It was flying straight towards me. I had a perfect head-on view through my binoculars as it drew closer, then veered off to fly in a line parallel with the distant river Dee. It was a male Hen Harrier and I enjoyed every second of tracking its flight, watching its silver-grey body with distinctive black wing tips and quietly gasping at my good fortune at seeing it.
It was even more special a sighting as Hen Harriers are a persecuted species, especially so on open moorland close to grouse shooting estates, where there is known criminal activity of destruction of these magnificent birds and their chicks. So persecuted are they, only three pairs have bred successfully in the UK in 2018.
The Hen Harrier I was watching, as part of the RSPB’s regular Raptor Watch event at Parkgate, Deeside, can be seen there quite often…but it was my first sighting of the male. I’ve seen the female, known as Ringtail, a few times but managed to miss her this time around as there was so much going on.
“Overhead!” called one of the volunteers who run his event. It was a Merlin. As it flew at speed over our heads, another RSPB bod said “Female Merlin”. That instant ID, against the light of the sky, was impressive!

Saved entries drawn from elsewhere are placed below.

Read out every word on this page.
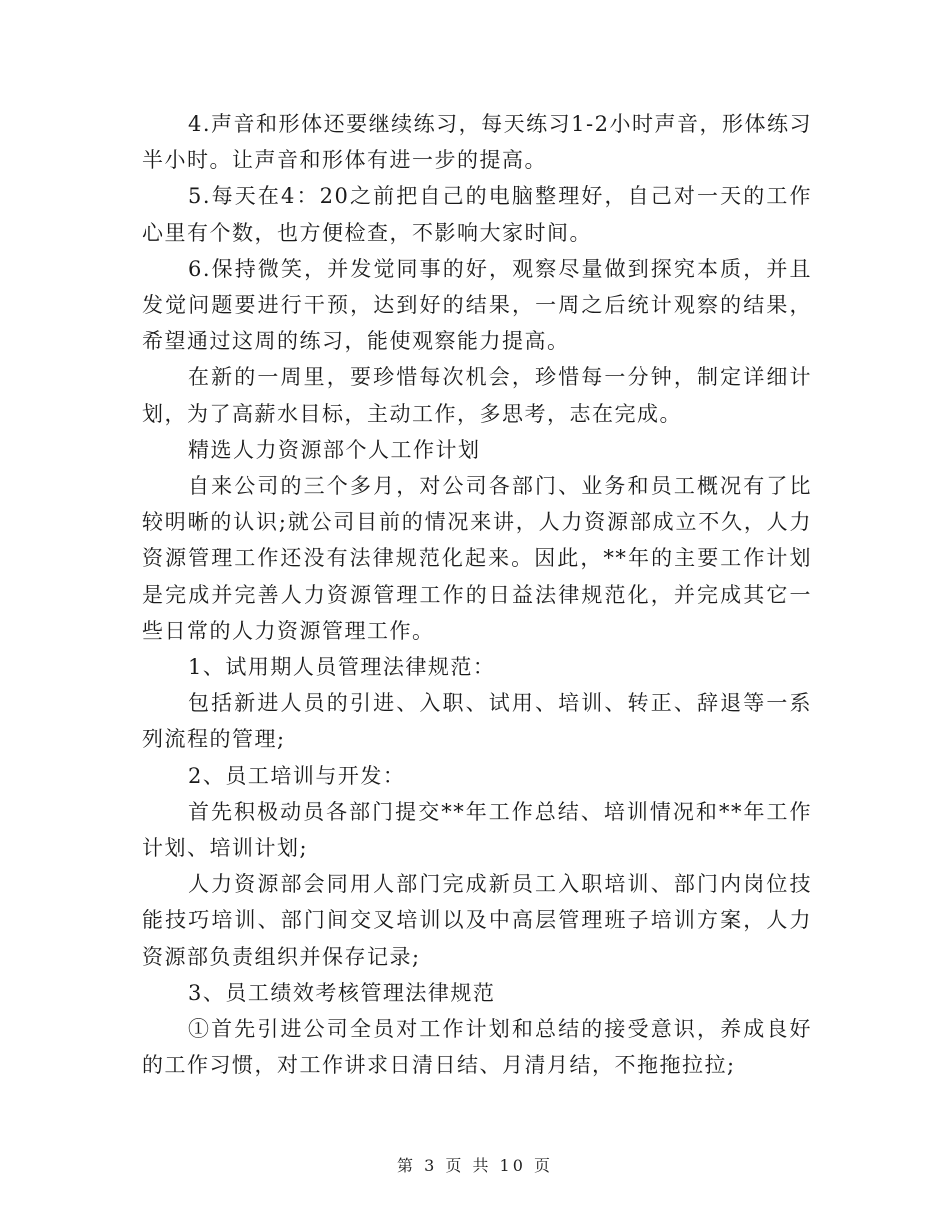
4.声音和形体还要继续练习，每天练习1-2小时声音，形体练习半小时。让声音和形体有进一步的提高。

5.每天在4：20之前把自己的电脑整理好，自己对一天的工作心里有个数，也方便检查，不影响大家时间。

6.保持微笑，并发觉同事的好，观察尽量做到探究本质，并且发觉问题要进行干预，达到好的结果，一周之后统计观察的结果，希望通过这周的练习，能使观察能力提高。

在新的一周里，要珍惜每次机会，珍惜每一分钟，制定详细计划，为了高薪水目标，主动工作，多思考，志在完成。

精选人力资源部个人工作计划

自来公司的三个多月，对公司各部门、业务和员工概况有了比较明晰的认识;就公司目前的情况来讲，人力资源部成立不久，人力资源管理工作还没有法律规范化起来。因此，**年的主要工作计划是完成并完善人力资源管理工作的日益法律规范化，并完成其它一些日常的人力资源管理工作。

1、试用期人员管理法律规范：

包括新进人员的引进、入职、试用、培训、转正、辞退等一系列流程的管理;

2、员工培训与开发：

首先积极动员各部门提交**年工作总结、培训情况和**年工作计划、培训计划;

人力资源部会同用人部门完成新员工入职培训、部门内岗位技能技巧培训、部门间交叉培训以及中高层管理班子培训方案，人力资源部负责组织并保存记录;

3、员工绩效考核管理法律规范

①首先引进公司全员对工作计划和总结的接受意识，养成良好的工作习惯，对工作讲求日清日结、月清月结，不拖拖拉拉;

第 3 页 共 10 页
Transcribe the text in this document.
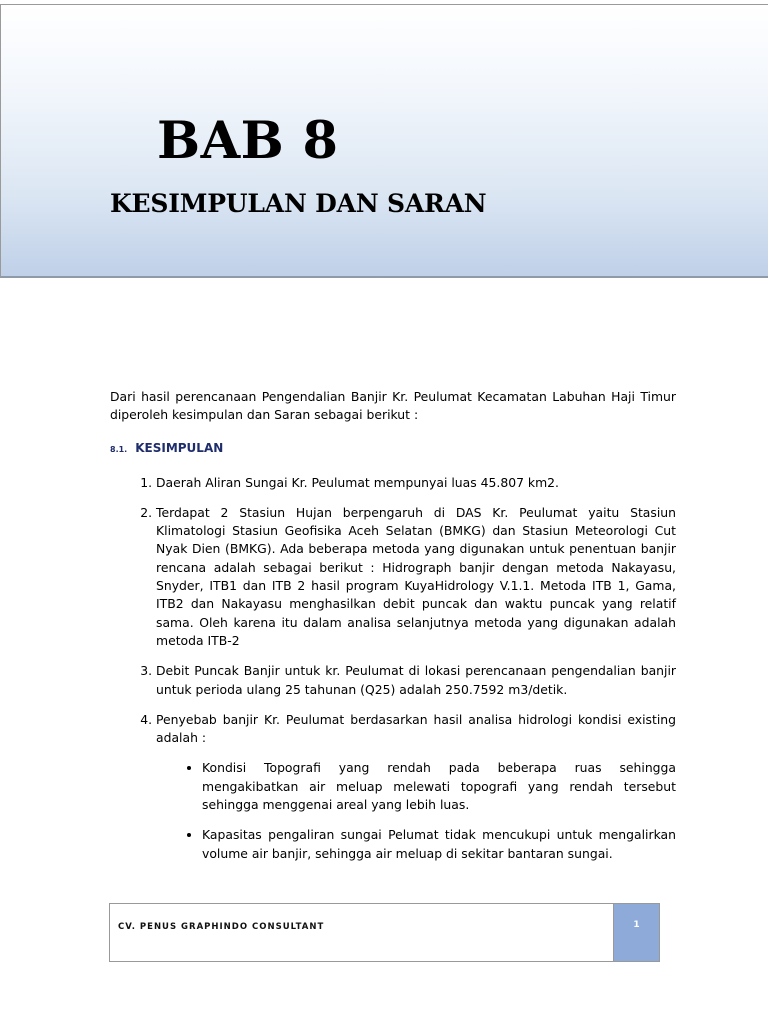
BAB 8
KESIMPULAN DAN SARAN

Dari hasil perencanaan Pengendalian Banjir Kr. Peulumat Kecamatan Labuhan Haji Timur diperoleh kesimpulan dan Saran sebagai berikut :

8.1. KESIMPULAN
1. Daerah Aliran Sungai Kr. Peulumat mempunyai luas 45.807 km2.
2. Terdapat 2 Stasiun Hujan berpengaruh di DAS Kr. Peulumat yaitu Stasiun Klimatologi Stasiun Geofisika Aceh Selatan (BMKG) dan Stasiun Meteorologi Cut Nyak Dien (BMKG). Ada beberapa metoda yang digunakan untuk penentuan banjir rencana adalah sebagai berikut : Hidrograph banjir dengan metoda Nakayasu, Snyder, ITB1 dan ITB 2 hasil program KuyaHidrology V.1.1. Metoda ITB 1, Gama, ITB2 dan Nakayasu menghasilkan debit puncak dan waktu puncak yang relatif sama. Oleh karena itu dalam analisa selanjutnya metoda yang digunakan adalah metoda ITB-2
3. Debit Puncak Banjir untuk kr. Peulumat di lokasi perencanaan pengendalian banjir untuk perioda ulang 25 tahunan (Q25) adalah 250.7592 m3/detik.
4. Penyebab banjir Kr. Peulumat berdasarkan hasil analisa hidrologi kondisi existing adalah :
• Kondisi Topografi yang rendah pada beberapa ruas sehingga mengakibatkan air meluap melewati topografi yang rendah tersebut sehingga menggenai areal yang lebih luas.
• Kapasitas pengaliran sungai Pelumat tidak mencukupi untuk mengalirkan volume air banjir, sehingga air meluap di sekitar bantaran sungai.
CV. PENUS GRAPHINDO CONSULTANT	1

There were skeins of Pink-footed Geese flying in to the marshy areas nearby, egrets in amongst the vegetation and pools, two Marsh Harriers hunting further out near the river, and as dusk crept in, an elegant Barn Owl began hunting for food, dropping down from time to time to catch a mouse or vole, only to rise up again when it got away. Then he went down and stayed – he must have caught something and was ready for dinner.
But this was not to be as a kestrel appeared out of the blue, flew down to join the owl and mugged him, flying off with the catch in its claws. It was high drama at dusk as this happened not once, but twice.
As we left, it was almost dark but the shape of the owl could still be seen quartering the marshland in search of food.